Gertrude Aubauer (born 13 July 1951) is an Austrian journalist and politician. While serving at the Austrian Parliament for the Austrian People's Party she mostly involved in activities targeting senior citizens.

==Early life and education==
Aubauer was born in Vienna on 13 July 1951. She received a degree in economics from the University of Vienna in 1974.

==Career==
Following her graduation Aubauer began to work as a journalist at the Österreichischer Rundfunk, national public broadcaster of Austria in 1975. She was first employed at the ORF radio, Studio Vienna. Then she served as the parliamentary editor and the moderator of the parliamentary program Hohes Haus. From 1980 she was employed at Zeit im Bild which she moderated between 1986 and 1994. In 1981 she joined the Social Democratic Party of Austria and left the party in 2000. She worked at the press office of the Parliament from 1995 and also, contributed to the paper Kronen Zeitung.

Aubauer became a member of the Austrian People's Party in 2006. She was elected as a member of the Parliament in 2006 and served there for three terms during the XXIV., XXV. and XXIII. legislations.

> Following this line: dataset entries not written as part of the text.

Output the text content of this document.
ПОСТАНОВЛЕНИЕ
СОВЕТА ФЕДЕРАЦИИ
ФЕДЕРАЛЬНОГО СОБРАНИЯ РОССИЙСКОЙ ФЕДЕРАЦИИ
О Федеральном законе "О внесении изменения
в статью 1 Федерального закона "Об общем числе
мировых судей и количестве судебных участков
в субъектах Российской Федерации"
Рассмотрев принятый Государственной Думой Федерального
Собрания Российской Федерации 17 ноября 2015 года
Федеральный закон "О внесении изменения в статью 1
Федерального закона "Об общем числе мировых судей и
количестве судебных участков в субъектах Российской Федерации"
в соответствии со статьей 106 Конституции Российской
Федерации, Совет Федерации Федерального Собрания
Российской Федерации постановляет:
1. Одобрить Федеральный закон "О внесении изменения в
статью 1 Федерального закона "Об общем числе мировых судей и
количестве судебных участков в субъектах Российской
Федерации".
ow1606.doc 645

Her activities were generally towards the senior people. Her term at the Parliament ended in late 2017. Then she joined the Senior Citizens' Association, serving as its deputy chair.

===Awards===
Aubauer was awarded the Leopold Kunschak Press Prize in March 2004. She is the recipient of the Decoration of Honour for Services to the Republic of Austria in gold which was awarded to her on 12 July 2017.